ISLAMABAD: Pakistan’s Foreign Minister Bilawal Bhutto Zardari on Monday requested European Union envoy Josep Burrell to reinstate an international agreement that permitted the safe exports of Ukrainian grains to mostly developing countries, conveying Islamabad’s concerns about possible food inflation if the deal is not reinstated.
Negotiated by Turkiye and the United Nations in July 2022, the Black Sea Grain Initiative (BSGI), also known as the “grain deal” allowed ships carrying agricultural and fertilizer products to leave three Ukrainian exports, traveling carefully through mapped routes to snake past Russian warships to Turkiye’s Bosporous trait. Much of the 38.2 million tons of wheat, grains and corn that were exported since last year went to developing countries, particularly in Africa.
The deal, which helped alleviate global food shortages and help cut food costs by about 23 percent since March 2022, suffered a setback when last Monday Russia announced it was pulling out of the agreement. Russian President Vladimir Putin alleged the West had “emasculated and perverted” the deal and used it for political blackmail. Fearing a surge in food prices and resulting shortages of food grains, developing countries, including Pakistan, have called for the deal to be urgently reinstated.
“Expressing Pakistan’s concerns over the expiry of the Black Sea Grain Initiative (BSGI), the Foreign Minister said that the resulting food inflation and food security-related challenges would adversely impact developing countries like Pakistan which were already under economic pressure,” Pakistan’s Ministry of Foreign Affairs (MoFA) said in a press release.

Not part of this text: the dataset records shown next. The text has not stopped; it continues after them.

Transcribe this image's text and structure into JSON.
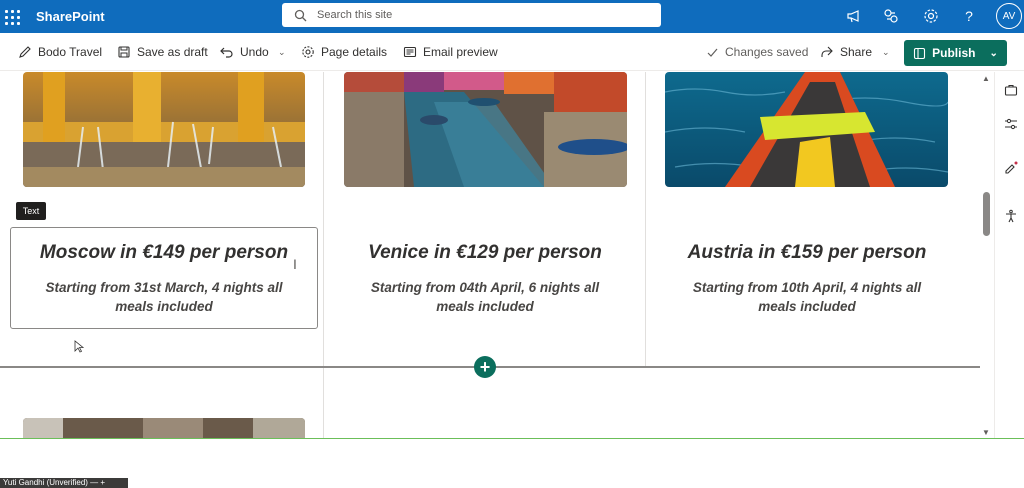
{
  "suite": {
    "app_name": "SharePoint",
    "search_placeholder": "Search this site",
    "avatar_initials": "AV"
  },
  "command_bar": {
    "site_name": "Bodo Travel",
    "save_draft": "Save as draft",
    "undo": "Undo",
    "page_details": "Page details",
    "email_preview": "Email preview",
    "status": "Changes saved",
    "share": "Share",
    "publish": "Publish"
  },
  "tooltip": "Text",
  "cards": [
    {
      "title": "Moscow in €149 per person",
      "subtitle": "Starting from 31st March, 4 nights all meals included"
    },
    {
      "title": "Venice in €129 per person",
      "subtitle": "Starting from 04th April, 6 nights all meals included"
    },
    {
      "title": "Austria in €159 per person",
      "subtitle": "Starting from 10th April, 4 nights all meals included"
    }
  ],
  "participant": "Yuti Gandhi (Unverified)",
  "colors": {
    "suite_bar": "#0f6cbd",
    "publish": "#0b6e5d",
    "accent": "#0b6e5d"
  }
}
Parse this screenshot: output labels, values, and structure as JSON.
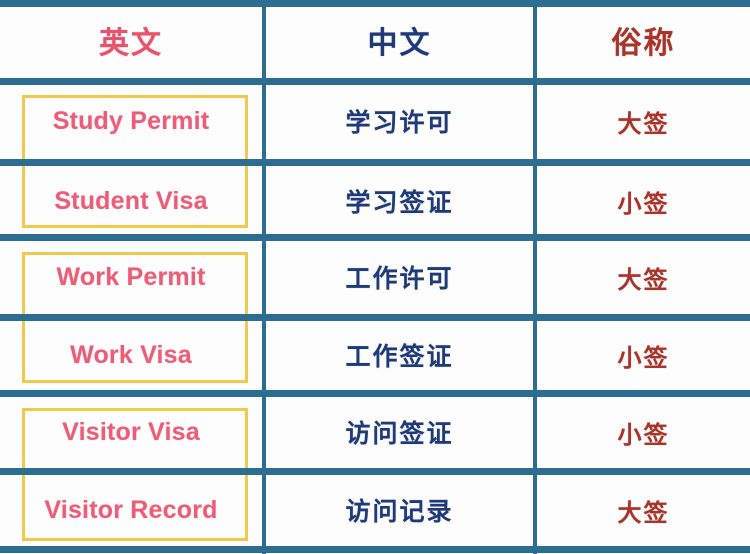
{
  "table": {
    "headers": {
      "english": "英文",
      "chinese": "中文",
      "nickname": "俗称"
    },
    "rows": [
      {
        "english": "Study Permit",
        "chinese": "学习许可",
        "nickname": "大签"
      },
      {
        "english": "Student Visa",
        "chinese": "学习签证",
        "nickname": "小签"
      },
      {
        "english": "Work Permit",
        "chinese": "工作许可",
        "nickname": "大签"
      },
      {
        "english": "Work Visa",
        "chinese": "工作签证",
        "nickname": "小签"
      },
      {
        "english": "Visitor Visa",
        "chinese": "访问签证",
        "nickname": "小签"
      },
      {
        "english": "Visitor Record",
        "chinese": "访问记录",
        "nickname": "大签"
      }
    ],
    "groups": [
      {
        "label": "study-group",
        "rows": [
          0,
          1
        ]
      },
      {
        "label": "work-group",
        "rows": [
          2,
          3
        ]
      },
      {
        "label": "visitor-group",
        "rows": [
          4,
          5
        ]
      }
    ],
    "colors": {
      "grid_line": "#2c6e91",
      "highlight_box": "#f2c94c",
      "english_text": "#ee5d77",
      "chinese_text": "#1f3a78",
      "nickname_text": "#a8342a",
      "header_english": "#e8546b",
      "header_chinese": "#1f3a78",
      "header_nickname": "#a8342a",
      "background": "#fdfdfd"
    }
  }
}
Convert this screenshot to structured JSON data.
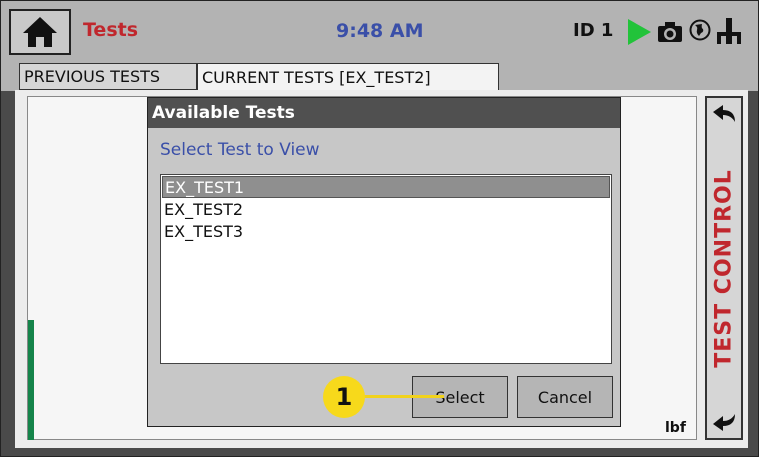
{
  "header": {
    "title": "Tests",
    "time": "9:48 AM",
    "id_label": "ID 1",
    "icons": [
      "home-icon",
      "play-icon",
      "camera-icon",
      "globe-icon",
      "usb-icon"
    ]
  },
  "tabs": [
    {
      "label": "PREVIOUS TESTS"
    },
    {
      "label": "CURRENT TESTS [EX_TEST2]"
    }
  ],
  "dialog": {
    "title": "Available Tests",
    "subtitle": "Select Test to View",
    "items": [
      {
        "label": "EX_TEST1",
        "selected": true
      },
      {
        "label": "EX_TEST2",
        "selected": false
      },
      {
        "label": "EX_TEST3",
        "selected": false
      }
    ],
    "select_label": "Select",
    "cancel_label": "Cancel"
  },
  "test_control": {
    "label": "TEST CONTROL",
    "icons": [
      "arrow-left-icon",
      "arrow-left-icon"
    ]
  },
  "units": "lbf",
  "callout": "1",
  "colors": {
    "accent_red": "#c0272d",
    "accent_blue": "#3a4fa8",
    "play_green": "#22c33a",
    "callout_yellow": "#f7d91b"
  }
}
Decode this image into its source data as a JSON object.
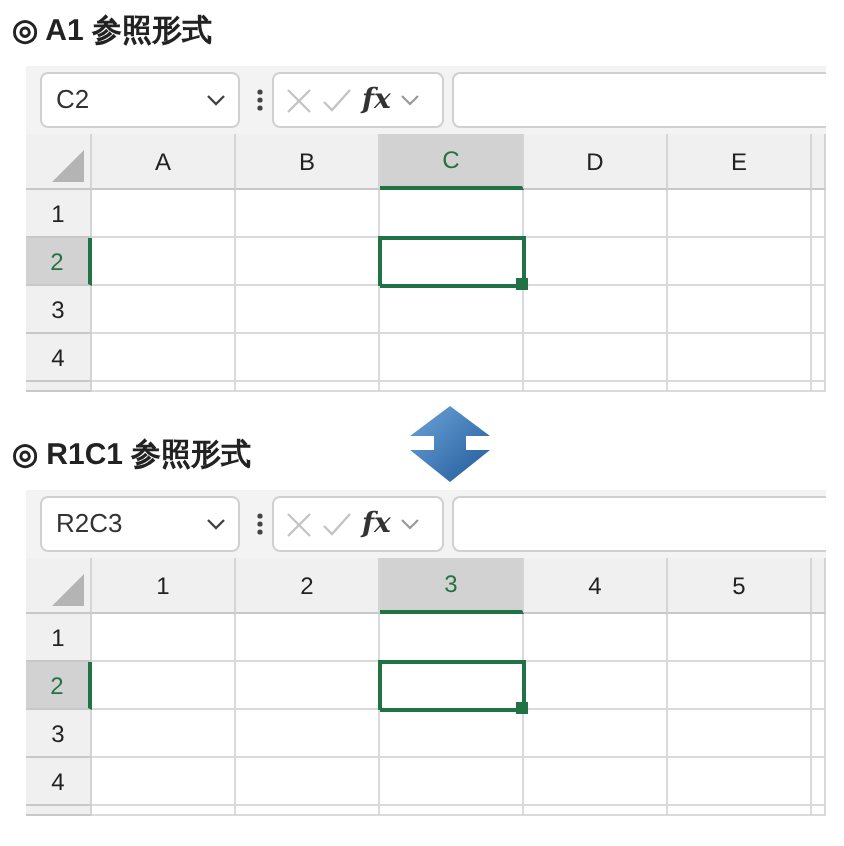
{
  "sections": [
    {
      "title": "◎ A1 参照形式",
      "name_box": "C2",
      "fx": "fx",
      "columns": [
        {
          "label": "A",
          "selected": false
        },
        {
          "label": "B",
          "selected": false
        },
        {
          "label": "C",
          "selected": true
        },
        {
          "label": "D",
          "selected": false
        },
        {
          "label": "E",
          "selected": false
        }
      ],
      "rows": [
        {
          "label": "1",
          "selected": false
        },
        {
          "label": "2",
          "selected": true
        },
        {
          "label": "3",
          "selected": false
        },
        {
          "label": "4",
          "selected": false
        }
      ]
    },
    {
      "title": "◎ R1C1 参照形式",
      "name_box": "R2C3",
      "fx": "fx",
      "columns": [
        {
          "label": "1",
          "selected": false
        },
        {
          "label": "2",
          "selected": false
        },
        {
          "label": "3",
          "selected": true
        },
        {
          "label": "4",
          "selected": false
        },
        {
          "label": "5",
          "selected": false
        }
      ],
      "rows": [
        {
          "label": "1",
          "selected": false
        },
        {
          "label": "2",
          "selected": true
        },
        {
          "label": "3",
          "selected": false
        },
        {
          "label": "4",
          "selected": false
        }
      ]
    }
  ]
}
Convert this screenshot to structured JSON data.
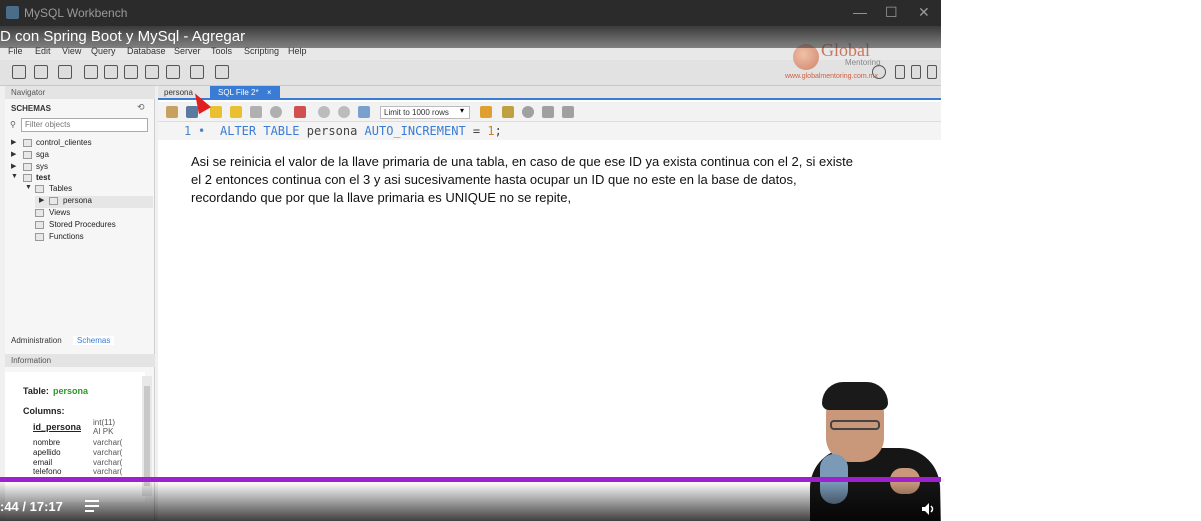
{
  "window": {
    "title": "MySQL Workbench"
  },
  "video": {
    "title": "D con Spring Boot y MySql - Agregar",
    "time": ":44 / 17:17"
  },
  "menu": [
    "File",
    "Edit",
    "View",
    "Query",
    "Database",
    "Server",
    "Tools",
    "Scripting",
    "Help"
  ],
  "brand": {
    "name": "Global",
    "sub": "Mentoring",
    "url": "www.globalmentoring.com.mx"
  },
  "sidebar": {
    "navigator": "Navigator",
    "schemas_header": "SCHEMAS",
    "filter_placeholder": "Filter objects",
    "tree": [
      "control_clientes",
      "sga",
      "sys",
      "test",
      "Tables",
      "persona",
      "Views",
      "Stored Procedures",
      "Functions"
    ],
    "tabs": [
      "Administration",
      "Schemas"
    ],
    "information": "Information",
    "info": {
      "table_label": "Table:",
      "table_name": "persona",
      "columns_label": "Columns:",
      "columns": [
        {
          "name": "id_persona",
          "type": "int(11)",
          "extra": "AI PK"
        },
        {
          "name": "nombre",
          "type": "varchar("
        },
        {
          "name": "apellido",
          "type": "varchar("
        },
        {
          "name": "email",
          "type": "varchar("
        },
        {
          "name": "telefono",
          "type": "varchar("
        }
      ]
    }
  },
  "editor": {
    "tabs": [
      "persona",
      "SQL File 2*"
    ],
    "tab_close": "×",
    "limit": "Limit to 1000 rows",
    "line_number": "1",
    "code": {
      "kw1": "ALTER TABLE",
      "id1": "persona",
      "kw2": "AUTO_INCREMENT",
      "op": "=",
      "num": "1",
      "end": ";"
    },
    "note": [
      "Asi se reinicia el valor de la llave primaria de una tabla, en caso de que ese ID ya exista continua con el 2, si existe",
      "el 2 entonces continua con el 3 y asi sucesivamente hasta ocupar un ID que no este en la base de datos,",
      "recordando que por que la llave primaria es UNIQUE no se repite,"
    ]
  },
  "colors": {
    "progress": "#a020d0",
    "tab_active": "#3a7bd5",
    "keyword": "#3a7bd5",
    "number": "#d08020"
  }
}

These remarks were made by Bhutto Zardari during a telephonic conversation with EU’s High Representative for Foreign Affairs and Security Policy Josep Borrell. MoFA said he spoke to his Ukrainian and Turkish counterparts regarding the deal, hoping efforts to revive it would come to fruition through “dialogue and constructive engagement accommodating the concerns of all parties.”
“The Foreign Minister requested the EU High Representative to play his role to help find a solution that would allow the renewal of BSGI, and conveyed Pakistan’s readiness to contribute to collective efforts in that regard,” MoFA said.
Both representatives agreed to remain engaged on the issue and other matters of mutual interest.
To revive a standby $3 billion bailout package with the International Monetary Fund (IMF), Pakistan scrapped fuel subsidies last year, resulting in a massive hike in fuel and food prices. Pakistan’s poverty rate is expected to reach 37.2 percent this year, according to a World Bank report released in April, as the South Asian country reels from an economic crisis that has seen its foreign exchange reserves decline to historic lows and its currency plummet against the US dollar over the past year.